Falric is poised on the cusp of manhood. All that remains is that he pass his rites and he will be a full fledged Dracan warrior. For a slave, even having the chance to try for the warrior’s path is a massive opportunity and Falric knows if he fails, he will remain a slave for life. But while he has friends among his training cadre, he has enemies too and there is more than one who would see him humiliated and prevented from joining the warrior rank.
When a beloved warrior is killed by a mysterious gem, Falric is seen as a possible suspect. After all, his mother, the tribe healer, is well known to be something akin to a witch, one of the Vocekind. Falric is innocent of murder, but that alone will not keep him safe. As his warrior’s task approaches, Falric struggles to come to terms with his past, his mother’s reluctance to speak the truth about his future, and the realities of his place among the Dracan. And once he begins his rite, only the gods know if he will survive.

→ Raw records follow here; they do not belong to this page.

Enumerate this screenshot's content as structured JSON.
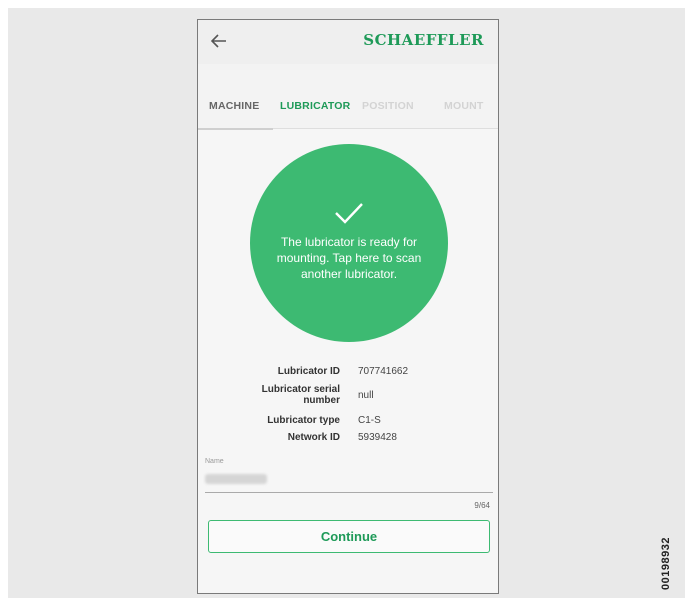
{
  "app": {
    "brand": "SCHAEFFLER",
    "back_icon": "arrow-left-icon"
  },
  "tabs": [
    {
      "label": "MACHINE",
      "state": "completed"
    },
    {
      "label": "LUBRICATOR",
      "state": "active"
    },
    {
      "label": "POSITION",
      "state": "disabled"
    },
    {
      "label": "MOUNT",
      "state": "disabled"
    }
  ],
  "status": {
    "icon": "check-icon",
    "message": "The lubricator is ready for mounting. Tap here to scan another lubricator.",
    "color": "#3dba72"
  },
  "details": [
    {
      "label": "Lubricator ID",
      "value": "707741662"
    },
    {
      "label": "Lubricator serial number",
      "value": "null"
    },
    {
      "label": "Lubricator type",
      "value": "C1-S"
    },
    {
      "label": "Network ID",
      "value": "5939428"
    }
  ],
  "name_field": {
    "label": "Name",
    "counter": "9/64"
  },
  "continue_label": "Continue",
  "document_id": "00198932",
  "colors": {
    "brand_green": "#1e9a58",
    "accent_green": "#3dba72"
  }
}
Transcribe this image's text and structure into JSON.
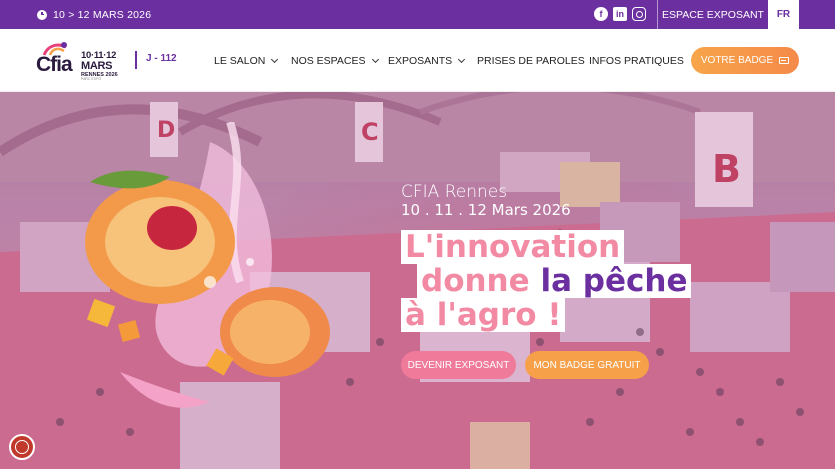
{
  "topbar": {
    "date": "10 > 12 MARS 2026",
    "espace_exposant": "ESPACE EXPOSANT",
    "lang": "FR",
    "socials": [
      "facebook-icon",
      "linkedin-icon",
      "instagram-icon"
    ]
  },
  "header": {
    "logo": {
      "name": "Cfia",
      "dates_line1": "10·11·12",
      "dates_line2": "MARS",
      "dates_line3": "RENNES 2026",
      "dates_line4": "PARC EXPO"
    },
    "countdown": "J - 112",
    "nav": [
      {
        "label": "LE SALON",
        "dropdown": true
      },
      {
        "label": "NOS ESPACES",
        "dropdown": true
      },
      {
        "label": "EXPOSANTS",
        "dropdown": true
      },
      {
        "label": "PRISES DE PAROLES",
        "dropdown": false
      },
      {
        "label": "INFOS PRATIQUES",
        "dropdown": false
      }
    ],
    "badge_button": "VOTRE BADGE"
  },
  "hero": {
    "subtitle": "CFIA Rennes",
    "dates": "10 . 11 . 12 Mars 2026",
    "headline_line1": "L'innovation",
    "headline_line2a": "donne ",
    "headline_line2b": "la pêche",
    "headline_line3": "à l'agro !",
    "cta_exposant": "DEVENIR EXPOSANT",
    "cta_badge": "MON BADGE GRATUIT"
  },
  "colors": {
    "primary": "#6b2fa0",
    "accent_orange": "#f6a04a",
    "accent_pink": "#ef7a9a"
  }
}
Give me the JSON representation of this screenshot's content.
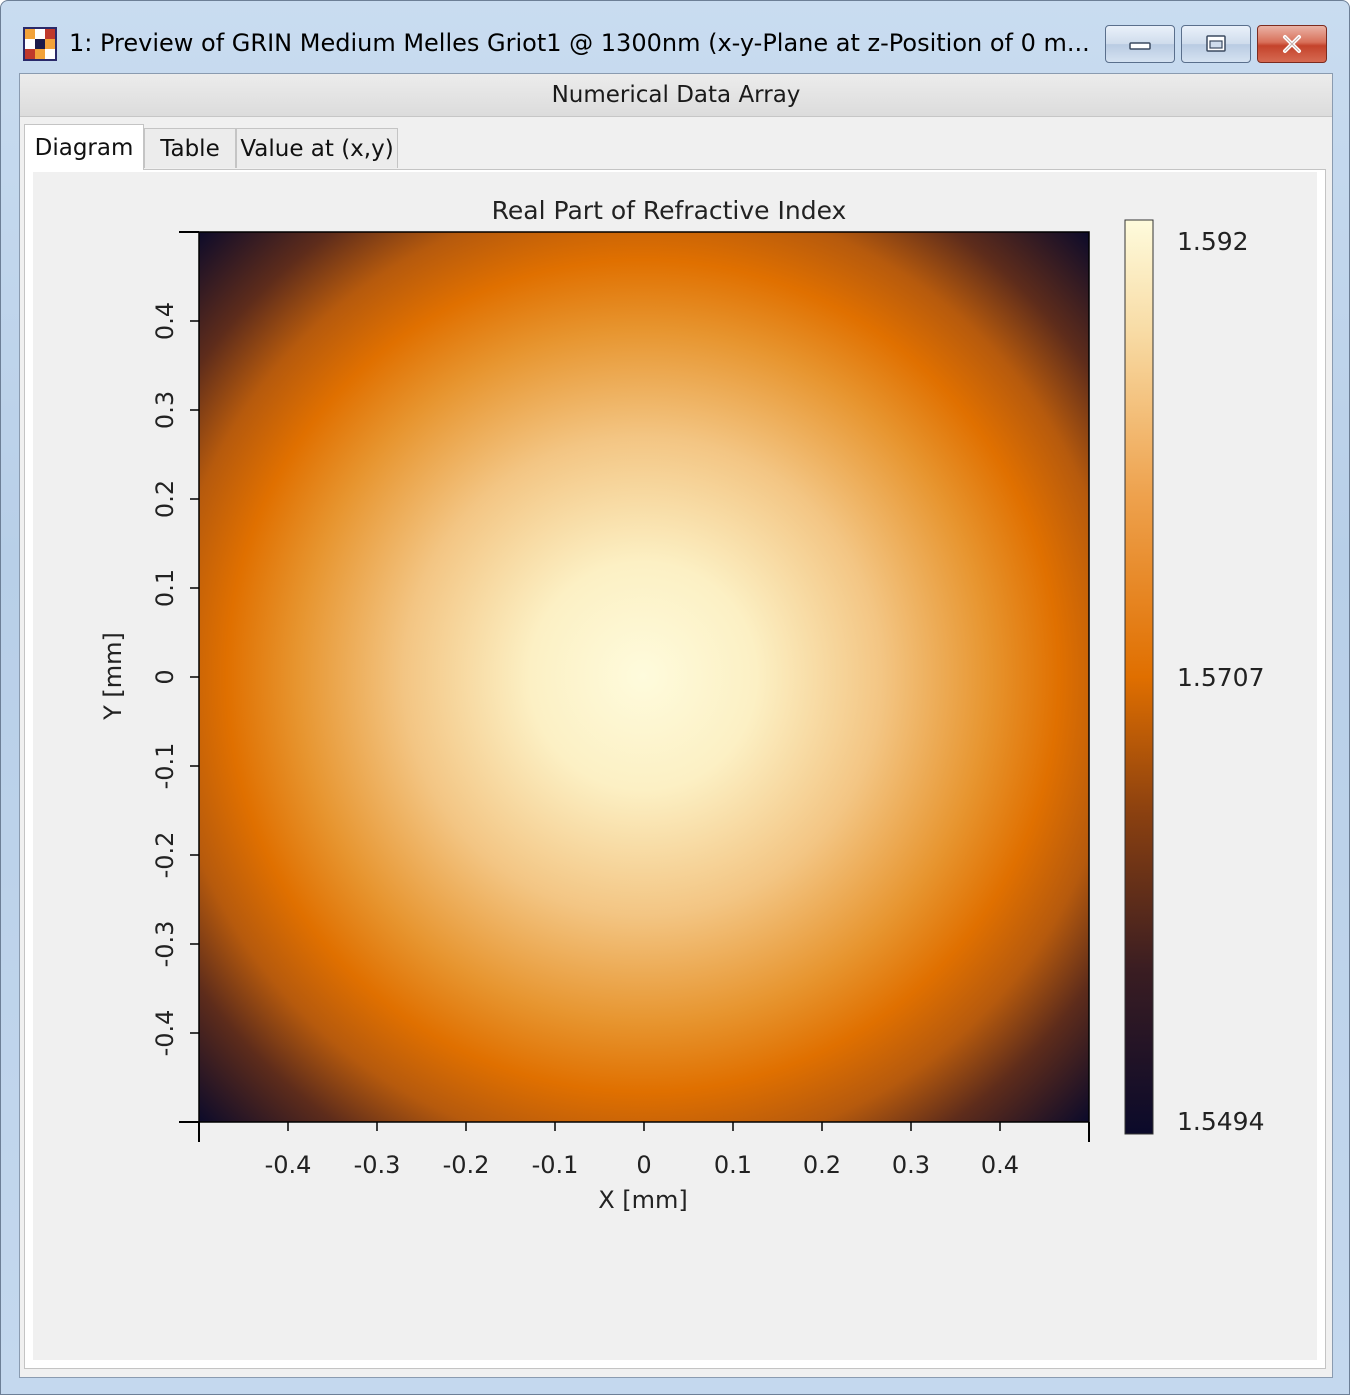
{
  "window": {
    "title": "1: Preview of GRIN Medium Melles Griot1 @ 1300nm (x-y-Plane at z-Position of 0 m...",
    "icon": "checkered-app-icon",
    "controls": [
      "minimize-icon",
      "maximize-icon",
      "close-icon"
    ]
  },
  "header": {
    "label": "Numerical Data Array"
  },
  "tabs": [
    {
      "label": "Diagram",
      "active": true
    },
    {
      "label": "Table",
      "active": false
    },
    {
      "label": "Value at (x,y)",
      "active": false
    }
  ],
  "chart_data": {
    "type": "heatmap",
    "title": "Real Part of Refractive Index",
    "xlabel": "X [mm]",
    "ylabel": "Y [mm]",
    "xlim": [
      -0.5,
      0.5
    ],
    "ylim": [
      -0.5,
      0.5
    ],
    "x_ticks": [
      "-0.4",
      "-0.3",
      "-0.2",
      "-0.1",
      "0",
      "0.1",
      "0.2",
      "0.3",
      "0.4"
    ],
    "y_ticks": [
      "-0.4",
      "-0.3",
      "-0.2",
      "-0.1",
      "0",
      "0.1",
      "0.2",
      "0.3",
      "0.4"
    ],
    "colorbar": {
      "min": 1.5494,
      "mid": 1.5707,
      "max": 1.592,
      "labels": [
        "1.592",
        "1.5707",
        "1.5494"
      ],
      "colors": [
        "#0b0a2a",
        "#3a1d22",
        "#8a4010",
        "#e06f00",
        "#eea24e",
        "#f8dca6",
        "#fefbdc"
      ]
    },
    "field": {
      "center": [
        0,
        0
      ],
      "peak_value": 1.592,
      "corner_value": 1.5494,
      "profile": "radially decreasing (parabolic GRIN)"
    }
  }
}
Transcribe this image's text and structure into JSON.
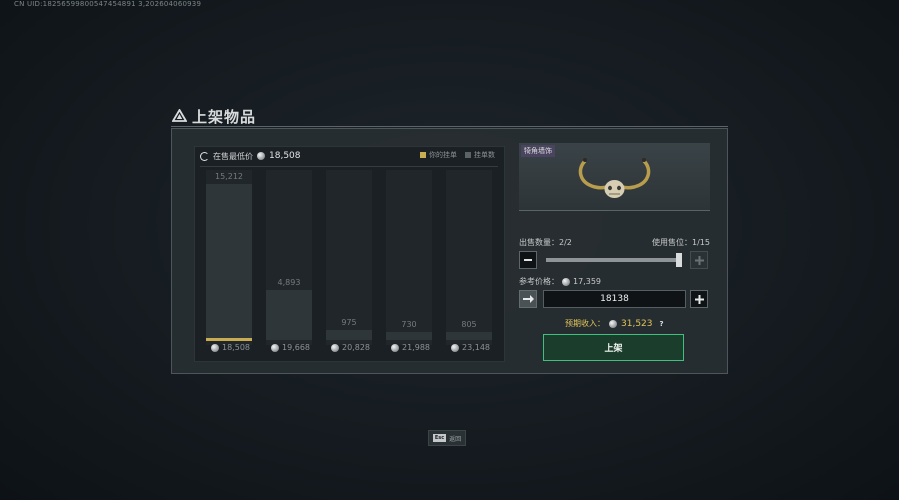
{
  "uid": "CN UID:18256599800547454891 3,202604060939",
  "header": {
    "title": "上架物品",
    "icon": "triangle-logo-icon"
  },
  "market": {
    "lowest_price_label": "在售最低价",
    "lowest_price": "18,508",
    "legend_yours": "你的挂单",
    "legend_listings": "挂单数",
    "colors": {
      "yours": "#c8ad52",
      "listings": "#5c6366"
    }
  },
  "chart_data": {
    "type": "bar",
    "categories": [
      "18,508",
      "19,668",
      "20,828",
      "21,988",
      "23,148"
    ],
    "values": [
      15212,
      4893,
      975,
      730,
      805
    ],
    "count_labels": [
      "15,212",
      "4,893",
      "975",
      "730",
      "805"
    ],
    "your_listing_category": "18,508"
  },
  "item": {
    "name": "犄角墙饰"
  },
  "sell": {
    "quantity_label": "出售数量：",
    "quantity_value": "2/2",
    "slot_label": "使用售位：",
    "slot_value": "1/15"
  },
  "reference": {
    "label": "参考价格：",
    "value": "17,359"
  },
  "price_input": {
    "value": "18138"
  },
  "income": {
    "label": "预期收入：",
    "value": "31,523",
    "help": "?",
    "color": "#e2c45c"
  },
  "list_button": {
    "label": "上架",
    "accent": "#3fc07e"
  },
  "footer": {
    "key": "Esc",
    "label": "返回"
  }
}
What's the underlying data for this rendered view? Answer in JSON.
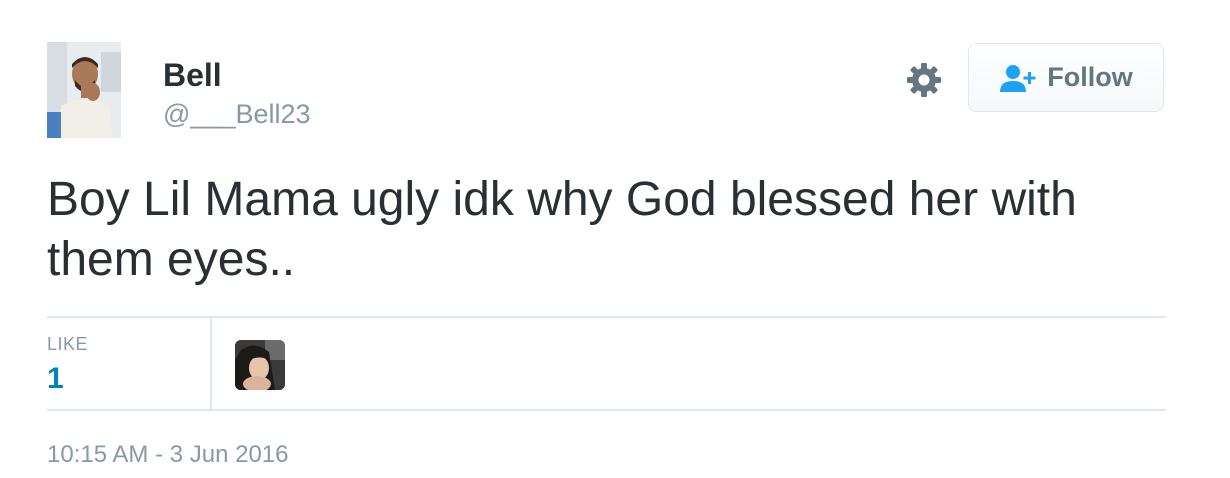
{
  "user": {
    "name": "Bell",
    "handle": "@___Bell23"
  },
  "actions": {
    "settings_icon": "gear-icon",
    "follow_icon": "person-plus-icon",
    "follow_label": "Follow"
  },
  "tweet": {
    "text": "Boy Lil Mama ugly idk why God blessed her with them eyes..",
    "timestamp": "10:15 AM - 3 Jun 2016"
  },
  "stats": {
    "like_label": "LIKE",
    "like_count": "1"
  },
  "colors": {
    "text": "#292f33",
    "muted": "#8899a6",
    "link_blue": "#0084b4",
    "follow_icon_blue": "#1da1f2",
    "border": "#e1e8ed"
  }
}
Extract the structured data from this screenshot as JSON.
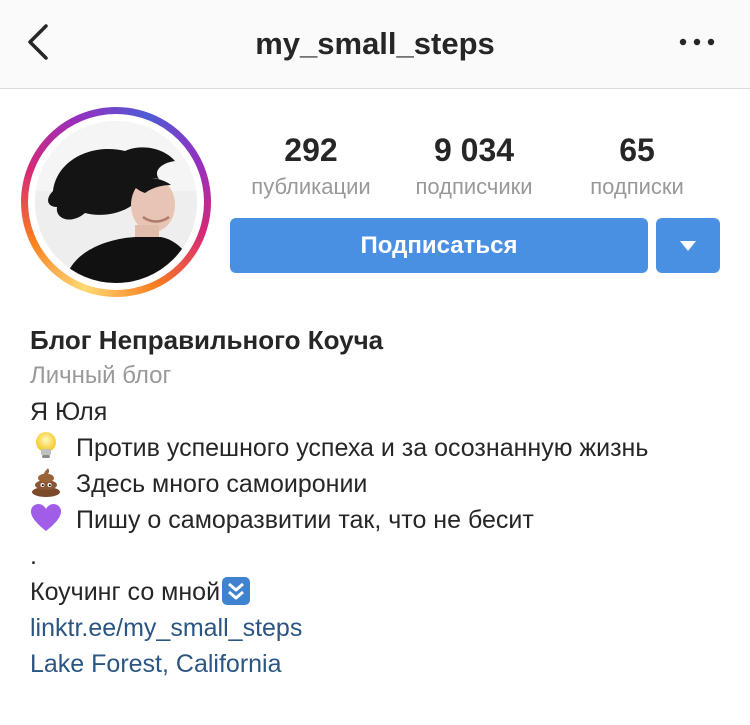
{
  "header": {
    "username": "my_small_steps",
    "back_icon": "chevron-left-icon",
    "more_icon": "more-horizontal-icon"
  },
  "stats": [
    {
      "value": "292",
      "label": "публикации"
    },
    {
      "value": "9 034",
      "label": "подписчики"
    },
    {
      "value": "65",
      "label": "подписки"
    }
  ],
  "actions": {
    "follow_label": "Подписаться",
    "dropdown_icon": "caret-down-icon"
  },
  "bio": {
    "name": "Блог Неправильного Коуча",
    "category": "Личный блог",
    "lines": [
      {
        "icon": "",
        "text": "Я Юля"
      },
      {
        "icon": "light-bulb-icon",
        "text": "Против успешного успеха и за осознанную жизнь"
      },
      {
        "icon": "pile-of-poo-icon",
        "text": "Здесь много самоиронии"
      },
      {
        "icon": "purple-heart-icon",
        "text": "Пишу о саморазвитии так, что не бесит"
      },
      {
        "icon": "",
        "text": "."
      },
      {
        "icon": "double-down-arrow-icon",
        "text": "Коучинг со мной"
      }
    ],
    "link": "linktr.ee/my_small_steps",
    "location": "Lake Forest, California"
  },
  "colors": {
    "follow_button": "#4a90e2",
    "link": "#2b5583",
    "secondary_text": "#999999"
  }
}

Moon Rite is the first in the new Legend of the Ancients series, and honestly, it’s a bit of a mess. On the surface, Falric and the challenges he faces are compelling, but the plot is chaotic and there needed to be more world building in order to make sense of the overall story.
Falric and his closest friend, Jaro, are fairly well established, though I wouldn’t call them fully defined. We know enough to connect with them, but not necessarily enough to get invested in their journey. There isn’t much romance here, just a lot of horny young men bed hopping, though the relationship between Jaro and Falric is much deeper than any other. They’re clearly best friends and connected on some deeper level and perhaps further additions to the series will explore this further.
The plot to Moon Rite reads as scattered and almost disconnected. I didn’t feel as though I was given enough world building information to give the plot much depth. We’re given drips and drabs, but not enough to make a cohesive picture of what’s happening around Falric or his place in the world around him. There is no real explanation of who the Voce, the Dracan, or other peoples actually are. So while I understood what was happening in general terms, there wasn’t much ability to see the bigger picture. There seems to be information that the author thinks we should know, but doesn’t actually provide, and, as a result, I felt I was trying to solve a puzzle but half the pieces were missing.
Moon Rite has an interesting premise and while further installments may resolve some of my issues, I found myself struggling to follow the plot and to make a connection with the main characters. The overall story didn’t feel fully supported and I never found myself completely engaged. Unfortunately, this one just didn’t work for me.